Share @ LinkedIn Facebook  sklearn, outliers-detection
Scikit-Learn - Anomaly Detection [Outliers Detection]

Scikit-Learn - Anomaly Detection [Outliers Detection]

Table of Contents

Introduction

Anomaly detection is a process where you find out the list of outliers from your data. An outlier is a sample that has inconsistent data compared to other regular samples hence raises suspicion on their validity. The presence of outliers can also impact the performance of machine learning algorithms when performing supervised tasks. It can also interfere with data scaling which is a common data preprocessing step. As a part of this tutorial, we'll be discussing estimators available in scikit-learn which can help with identifying outliers from data.

Below is a list of scikit-learn estimators which let us identify outliers present in data that we'll be discussing as a part of this tutorial:

  • KernelDensity
  • OneClassSVM
  • IsolationForest
  • LocalOutlierFactor

We'll be explaining the usage of each one with various examples.

Let’s start by importing the necessary libraries.

In [1]:
import numpy as np
import pandas as pd
import matplotlib.pyplot as plt

import sklearn

import warnings
warnings.filterwarnings("ignore")

%matplotlib inline

Load Datasets

We'll start by loading two datasets that we'll be using for our explanation purpose.

  • Blobs Dataset - We have created a blobs dataset which has data of 3 clusters with 500 samples and 2 features per sample. We'll be using this dataset primarily for an explanation of sklearn estimators.
  • Digits Dataset - The second dataset that we'll load is digits dataset which has 1797 images of 0-9 digits. Each image is of size 8x8 which is flattened and kept as an array of size 64.
In [2]:
from sklearn.datasets import make_blobs

X, Y = make_blobs(n_features=2, centers=3, n_samples=500,
                  random_state=42)

print("Dataset Size : ", X.shape, Y.shape)
Dataset Size :  (500, 2) (500,)
In [ ]:
with plt.style.context("ggplot"):
    plt.scatter(X[:, 0], X[:, 1], c="tab:green")

Scikit-Learn - Anomaly Detection [Outliers Detection]

In [4]:
from sklearn.datasets import load_digits

digits = load_digits()

X_digits, Y_digits = digits.data, digits.target

print("Dataset Size : ", X_digits.shape, Y_digits.shape)
Dataset Size :  (1797, 64) (1797,)

KernelDensity

The KernelDensity estimator is available as a part of the kde module of the neighbors module of sklearn.
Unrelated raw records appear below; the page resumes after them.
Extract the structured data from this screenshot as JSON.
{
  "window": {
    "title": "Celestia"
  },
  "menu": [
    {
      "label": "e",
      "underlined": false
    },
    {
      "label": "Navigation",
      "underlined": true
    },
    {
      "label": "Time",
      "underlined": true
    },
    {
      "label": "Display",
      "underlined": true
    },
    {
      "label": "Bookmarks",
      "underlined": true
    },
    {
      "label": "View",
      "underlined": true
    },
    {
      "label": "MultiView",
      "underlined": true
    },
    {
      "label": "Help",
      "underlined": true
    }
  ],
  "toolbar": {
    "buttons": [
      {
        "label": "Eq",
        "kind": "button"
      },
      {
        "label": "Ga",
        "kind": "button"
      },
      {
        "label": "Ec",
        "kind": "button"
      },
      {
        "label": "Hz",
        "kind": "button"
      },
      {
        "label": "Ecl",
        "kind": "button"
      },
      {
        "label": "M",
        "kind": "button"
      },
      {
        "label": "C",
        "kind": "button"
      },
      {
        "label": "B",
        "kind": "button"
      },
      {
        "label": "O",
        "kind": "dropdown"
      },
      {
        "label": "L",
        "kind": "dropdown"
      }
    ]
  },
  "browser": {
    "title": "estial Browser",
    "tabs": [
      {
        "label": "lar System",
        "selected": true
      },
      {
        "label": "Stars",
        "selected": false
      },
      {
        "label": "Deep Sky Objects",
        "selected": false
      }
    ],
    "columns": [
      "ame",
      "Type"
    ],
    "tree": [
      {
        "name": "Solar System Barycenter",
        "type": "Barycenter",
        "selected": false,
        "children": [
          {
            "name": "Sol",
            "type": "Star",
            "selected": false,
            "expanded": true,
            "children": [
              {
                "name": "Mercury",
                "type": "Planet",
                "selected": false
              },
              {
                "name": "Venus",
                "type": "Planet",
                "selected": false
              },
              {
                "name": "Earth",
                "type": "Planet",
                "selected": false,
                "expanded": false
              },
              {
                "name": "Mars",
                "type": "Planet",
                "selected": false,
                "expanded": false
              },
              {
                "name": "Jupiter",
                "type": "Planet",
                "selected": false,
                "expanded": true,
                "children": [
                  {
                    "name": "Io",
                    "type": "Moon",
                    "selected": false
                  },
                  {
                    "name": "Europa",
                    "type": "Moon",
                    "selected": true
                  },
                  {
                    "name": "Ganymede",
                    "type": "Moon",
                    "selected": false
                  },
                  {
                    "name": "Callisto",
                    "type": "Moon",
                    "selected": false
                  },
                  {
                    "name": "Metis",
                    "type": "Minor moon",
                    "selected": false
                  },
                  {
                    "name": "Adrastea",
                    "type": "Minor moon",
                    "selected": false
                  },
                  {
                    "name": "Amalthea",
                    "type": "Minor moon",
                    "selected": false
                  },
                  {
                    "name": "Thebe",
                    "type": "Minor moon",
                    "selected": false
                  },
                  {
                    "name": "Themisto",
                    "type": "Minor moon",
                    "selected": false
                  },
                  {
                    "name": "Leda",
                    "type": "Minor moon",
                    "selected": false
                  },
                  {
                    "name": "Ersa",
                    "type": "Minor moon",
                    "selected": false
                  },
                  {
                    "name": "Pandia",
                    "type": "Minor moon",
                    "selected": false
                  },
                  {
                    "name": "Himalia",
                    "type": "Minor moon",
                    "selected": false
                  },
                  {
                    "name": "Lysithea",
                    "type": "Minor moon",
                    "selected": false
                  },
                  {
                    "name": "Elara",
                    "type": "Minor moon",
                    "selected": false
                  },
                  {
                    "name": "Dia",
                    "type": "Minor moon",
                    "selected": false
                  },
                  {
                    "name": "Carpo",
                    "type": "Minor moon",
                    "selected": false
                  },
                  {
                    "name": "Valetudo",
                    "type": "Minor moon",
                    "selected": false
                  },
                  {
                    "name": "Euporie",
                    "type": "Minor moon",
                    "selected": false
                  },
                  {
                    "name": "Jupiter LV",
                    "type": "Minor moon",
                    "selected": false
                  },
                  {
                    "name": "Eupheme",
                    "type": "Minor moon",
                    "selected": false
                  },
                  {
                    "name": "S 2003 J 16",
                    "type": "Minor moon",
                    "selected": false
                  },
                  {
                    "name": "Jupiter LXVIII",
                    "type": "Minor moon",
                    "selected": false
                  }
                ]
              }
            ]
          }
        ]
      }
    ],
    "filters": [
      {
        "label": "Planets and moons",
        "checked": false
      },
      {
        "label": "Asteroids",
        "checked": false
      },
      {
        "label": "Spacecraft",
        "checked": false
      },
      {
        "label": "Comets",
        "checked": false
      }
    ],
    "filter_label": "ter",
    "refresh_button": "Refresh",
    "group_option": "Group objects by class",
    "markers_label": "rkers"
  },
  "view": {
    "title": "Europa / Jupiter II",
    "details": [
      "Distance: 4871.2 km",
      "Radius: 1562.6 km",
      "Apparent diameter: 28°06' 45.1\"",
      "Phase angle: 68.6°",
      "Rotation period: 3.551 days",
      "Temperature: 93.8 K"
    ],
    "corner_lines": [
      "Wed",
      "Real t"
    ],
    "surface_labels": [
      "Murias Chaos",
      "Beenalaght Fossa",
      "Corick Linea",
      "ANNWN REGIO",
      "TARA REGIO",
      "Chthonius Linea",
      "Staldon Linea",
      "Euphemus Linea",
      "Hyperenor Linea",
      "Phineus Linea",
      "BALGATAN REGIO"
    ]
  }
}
It helps us measure kernel density of samples which can be then used to take out outliers. It uses KDTree or BallTree algorithm for kernel density estimation.

Below is a list of important parameters of KernelDensity estimator:

  • algorithm - It accepts string value specifying which algorithm to use for kernel density estimation. We can specify one of the below values for this parameter.
    • auto - Default.
    • kd_tree
    • ball_tree
  • kernel - It accepts string which let us specify which kernel to use for estimation. We can specify one of the below values.
    • gaussian
    • tophat
    • epanechnikov
    • exponential
    • linear
    • cosine

Fitting Model to Data

We'll first fit the KernelDensity estimator to our dataset using fit() method of it and then use it for finding out outliers.

In [5]:
from sklearn.neighbors.kde import KernelDensity

# Estimate density with a Gaussian kernel density estimator
kde = KernelDensity(kernel='gaussian')
kde.fit(X)
Out[5]:
KernelDensity(algorithm='auto', atol=0, bandwidth=1.0, breadth_first=True,
              kernel='gaussian', leaf_size=40, metric='euclidean',
              metric_params=None, rtol=0)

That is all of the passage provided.